04 Janeiro 2017
"O aniversário de 80 anos na Igreja Católica normalmente designa a data em que os cardeais perdem o direito de eleger o papa, e em que – do ponto de vista de Roma – bispos meritórios renunciam definitivamente ao seu ofício, tendo já ultrapassado de cinco anos a idade normal da aposentadoria. Em Bergoglio, nada faz pensar nesses prazos. Está cheio de energia e mentalmente age de modo mais jovial e aberto do que a maioria dos bispos, padres e políticos, incluindo até mesmo aqueles biologicamente décadas mais jovens. Muitos esperam que este papa, tão inesperadamente vindo de longe, permaneça ainda muitos anos à frente da Igreja Católica. Uma pequena, mas influente minoria, pelo contrário, espera que o papa aproveite a oportunidade de seus oitenta anos para demitir-se do cargo", escreve Kurt Appel, professor da Universidade de Viena, em artigo publicado por Settimana News, 17-12-2016. A tradução é de Ramiro Mincato.
Eis o artigo.
Papa Francisco é amado por muitos crentes, e não poucos o veem quase como um salvador. Muitos intelectuais, personalidades cristãs, líderes religiosos, bem como agnósticos e ateus o admiram, e pode-se supor que ele seja a única autoridade moral global do nosso tempo.

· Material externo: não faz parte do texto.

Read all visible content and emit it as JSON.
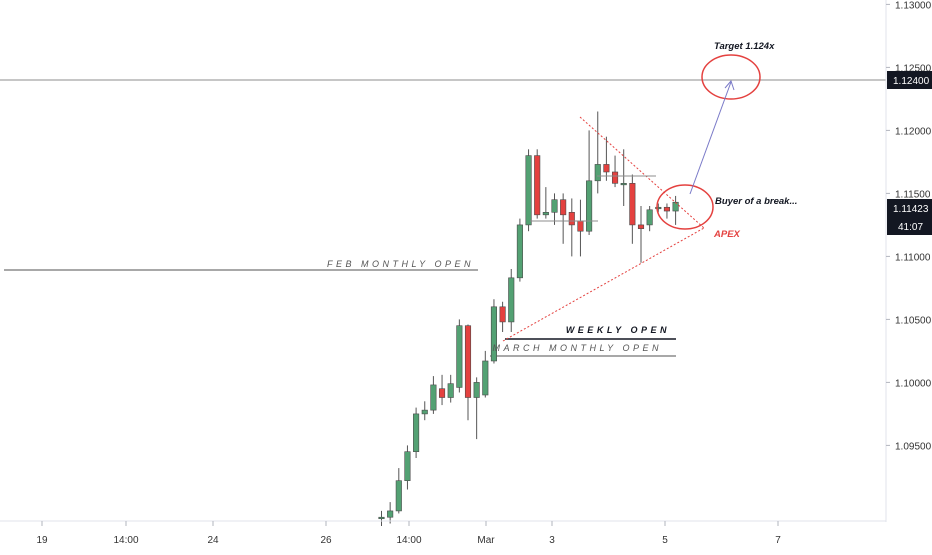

No interior da igreja também ganhou muitos bispos e padres conservadores, mas, não poucos deste grupo mostram-se bastante céticos e alguns o consideram um herege.
A Igreja Católica, que em sua história, é especialista em marketing, há algum tempo começou a dar aos papas um atributo atraente. O Papa João XXIII foi o "Papa bom", João Paulo II, o "Papa da nova evangelização", Bento XVI "Papa da verdade". Só com Paulo VI – aquele grande e tímido intelectual, certamente não adequado às estratégias de marketing – este esforço não conseguiu êxito nas relações públicas da Igreja, e tornou-se o "Papa da pílula".
Ao Papa Francisco é dado o título de "Papa da Misericórdia". Este atributo parece legítimo pelo seu pontificado, pois seus escritos, homilias e catequese indicam que o próprio papa se compreende como testemunha da misericórdia de Deus. A renovação, ligada à Bíblia em sua consciente relação com este nome divino central (Ex 34,6s), não se encontra somente em seu enorme potencial ecumênico – pense-se à confissão muçulmana de Deus misericordioso –, mas também na renovação do ordenamento simbólico da Igreja Católica. A ordem simbólica de uma comunidade é marcada pela sua expressão linguística, cultural, estética, ética, afetiva e cognitiva. A Igreja Católica é caracterizada, ao menos desde a Contrarreforma e o barroco a ela associado, por um enorme programa estético. Em certo sentido, ela traz para a terra o palácio celeste. Com isso, o mundo católico apresenta um belo cosmos, finamente estruturado, organizado em cada detalhe, garantido por várias hierarquias. Esta ordem, onde que cada pessoa tem seu próprio lugar específico, vai desde as três classes de cardeais, aos paramentos litúrgicos dos sacerdotes, até as regras da moral sexual católica fixadas no catecismo e à hierarquia das verdades. O problema é que esta ordem, na modernidade, descobre-se sempre mais frágil. Autodeterminação e individualismo, emancipação das estruturas políticas e familiares tradicionais, perda de legitimidade das assim chamadas hierarquias "divinas", e uma grande consciência do potencial de violência dos sistemas normativos e disciplinares totais, colocaram sempre mais à dura prova a Igreja.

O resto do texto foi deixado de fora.